As of 13 February, 22 government services use Verify—fewer than half the number expected by March 2018—and only 5.8 million people have signed up. There is a verification success rate of 44%, against an initial target of 90%. I failed twice to verify who I was.
In July 2018, the Infrastructure and Projects Authority recommended that Verify be closed as quickly as practicable. In a recent report, the NAO concluded:
“Even in the context of GDS’s redefined objectives for the programme, it is difficult to conclude that successive decisions to continue with Verify have been sufficiently justified.”
The Institute for Government’s Whitehall Monitor recently commented that the scheme continued to be “mired in issues”, had fallen short of targets and had
“failed to build its intended user base and it is not delivering the efficiencies that the government sought.”
In October 2018, the Cabinet Office announced that the Government would stop funding the scheme in March 2020. Against the background of the unpromising progress of the scheme, the then Minister for Implementation stated, in words that could have been crafted by the scriptwriter of “Yes Minister”, that it was
“now sufficiently mature to move to the next phase of its development.”—[Official Report, Commons, 9/10/18; col. 3WS.]
The intention is that the private sector will take over responsibility for the scheme, despite the NAO finding that the Government have failed to make the scheme self-funding and the Government failing to convince their own departments to use the scheme. What will the private sector do with the scheme? With no government support, the providers of the service may have to increase the charges to government departments, which the NAO warns may make it unaffordable for them to use. Of the 22 that use it, half have alternative means of accessing the services provided.
This is what the whole dashboard depends on. Will the private sector continue with it? If so, will it be free for consumers, as at the moment? What happens if there is no Verify process? On charges, the policy brief says on page 51:
“Government is clear that accessing basic information via pensions dashboards must be free at the point of use for consumers.”
I ask this in passing: where in the Bill is that commitment legislated for, and what is the point of making it free to access the dashboard if the verification process has a charge? I appreciate that my noble friend the Minister is dependent on the Cabinet Office for support on this issue, as that is where responsibility for Verify rests, but she has an obligation to satisfy the pension industry and pensioners that the system proposed in the Bill is fit for purpose.
Finally, at the moment, many pension providers have websites that customers can access and where they can get information about their individual pension pot. They can not only access that information but top up their pot, withdraw sums and switch investments. But under the Government’s proposals, if that pension provider then provides a dashboard, existing customers will not be able to access it using their usual log-on procedure; they will have to go down the Verify route first. Perhaps the Minister can confirm that that is indeed the case.

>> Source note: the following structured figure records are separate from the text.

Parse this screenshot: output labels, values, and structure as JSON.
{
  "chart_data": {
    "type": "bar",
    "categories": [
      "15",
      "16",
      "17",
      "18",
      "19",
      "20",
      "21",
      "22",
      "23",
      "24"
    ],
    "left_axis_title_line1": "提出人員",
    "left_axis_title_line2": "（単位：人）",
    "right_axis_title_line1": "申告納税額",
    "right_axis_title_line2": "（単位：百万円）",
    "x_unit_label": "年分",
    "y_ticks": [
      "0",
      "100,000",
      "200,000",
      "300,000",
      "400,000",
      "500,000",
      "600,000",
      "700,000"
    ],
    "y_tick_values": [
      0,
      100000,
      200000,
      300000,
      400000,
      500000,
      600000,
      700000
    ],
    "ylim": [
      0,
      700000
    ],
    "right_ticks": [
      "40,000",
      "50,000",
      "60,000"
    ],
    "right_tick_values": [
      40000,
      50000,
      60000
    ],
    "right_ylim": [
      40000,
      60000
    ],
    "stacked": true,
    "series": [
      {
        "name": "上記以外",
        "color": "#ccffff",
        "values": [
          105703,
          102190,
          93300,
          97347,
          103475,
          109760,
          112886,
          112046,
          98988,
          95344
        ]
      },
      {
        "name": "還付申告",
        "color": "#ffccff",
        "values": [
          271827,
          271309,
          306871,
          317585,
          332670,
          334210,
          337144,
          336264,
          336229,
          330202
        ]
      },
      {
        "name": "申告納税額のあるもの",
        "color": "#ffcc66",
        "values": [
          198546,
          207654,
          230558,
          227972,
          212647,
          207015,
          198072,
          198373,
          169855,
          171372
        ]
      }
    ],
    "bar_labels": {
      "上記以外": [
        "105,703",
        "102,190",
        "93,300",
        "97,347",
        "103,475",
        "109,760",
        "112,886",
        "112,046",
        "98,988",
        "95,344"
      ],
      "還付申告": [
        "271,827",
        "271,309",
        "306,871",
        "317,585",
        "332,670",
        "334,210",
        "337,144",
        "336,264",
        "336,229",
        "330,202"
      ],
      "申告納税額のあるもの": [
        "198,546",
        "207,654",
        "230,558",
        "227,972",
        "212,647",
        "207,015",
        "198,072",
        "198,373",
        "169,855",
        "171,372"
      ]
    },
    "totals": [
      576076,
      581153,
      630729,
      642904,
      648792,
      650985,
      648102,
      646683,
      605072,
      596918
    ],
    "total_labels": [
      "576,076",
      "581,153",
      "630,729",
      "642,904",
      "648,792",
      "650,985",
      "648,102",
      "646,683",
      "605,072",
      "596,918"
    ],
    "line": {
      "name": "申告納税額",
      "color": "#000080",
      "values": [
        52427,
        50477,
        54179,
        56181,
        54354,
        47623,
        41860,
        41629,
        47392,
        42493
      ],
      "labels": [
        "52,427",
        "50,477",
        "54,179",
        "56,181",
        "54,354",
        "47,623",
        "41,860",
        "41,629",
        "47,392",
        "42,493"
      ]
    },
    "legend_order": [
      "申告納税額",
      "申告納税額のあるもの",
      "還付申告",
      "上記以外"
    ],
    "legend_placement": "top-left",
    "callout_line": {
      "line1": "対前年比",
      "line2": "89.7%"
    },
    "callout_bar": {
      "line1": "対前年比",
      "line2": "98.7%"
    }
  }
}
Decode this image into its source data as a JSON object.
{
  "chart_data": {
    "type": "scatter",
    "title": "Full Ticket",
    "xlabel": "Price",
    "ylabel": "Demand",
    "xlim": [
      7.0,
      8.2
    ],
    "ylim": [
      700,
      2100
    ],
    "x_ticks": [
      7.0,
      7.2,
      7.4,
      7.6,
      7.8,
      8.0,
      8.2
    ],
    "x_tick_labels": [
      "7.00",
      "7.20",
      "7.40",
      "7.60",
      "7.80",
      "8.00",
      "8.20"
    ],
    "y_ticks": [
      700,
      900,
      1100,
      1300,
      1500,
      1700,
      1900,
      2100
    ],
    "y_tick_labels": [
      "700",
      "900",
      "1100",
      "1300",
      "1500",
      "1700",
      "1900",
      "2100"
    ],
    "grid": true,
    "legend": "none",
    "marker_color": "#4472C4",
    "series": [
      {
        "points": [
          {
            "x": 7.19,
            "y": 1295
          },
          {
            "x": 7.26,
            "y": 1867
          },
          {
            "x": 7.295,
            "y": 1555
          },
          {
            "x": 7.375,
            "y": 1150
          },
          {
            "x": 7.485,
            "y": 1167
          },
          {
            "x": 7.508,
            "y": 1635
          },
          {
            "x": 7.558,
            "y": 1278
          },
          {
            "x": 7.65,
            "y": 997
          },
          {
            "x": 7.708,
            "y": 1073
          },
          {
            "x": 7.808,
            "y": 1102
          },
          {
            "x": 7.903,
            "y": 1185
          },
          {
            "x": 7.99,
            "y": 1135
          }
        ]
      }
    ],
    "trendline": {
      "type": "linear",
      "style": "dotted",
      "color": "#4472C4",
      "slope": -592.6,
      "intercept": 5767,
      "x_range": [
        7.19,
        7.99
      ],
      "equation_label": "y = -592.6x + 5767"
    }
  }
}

So, we have the odd situation where a purely passive site such as the dashboard, which can provide only information and is not interactive—Amendment 39 secures that—has a different and higher standard of security than the pension provider’s site, which is interactive. I do not understand why a pension provider that has satisfied itself about the bona fides of a customer to the extent that it will respond and pay drawdown cannot allow access to a dashboard on its site, which is purely passive, without obliging the customer to go through a cumbersome verification process. Perhaps that could be looked at as well. I beg to move.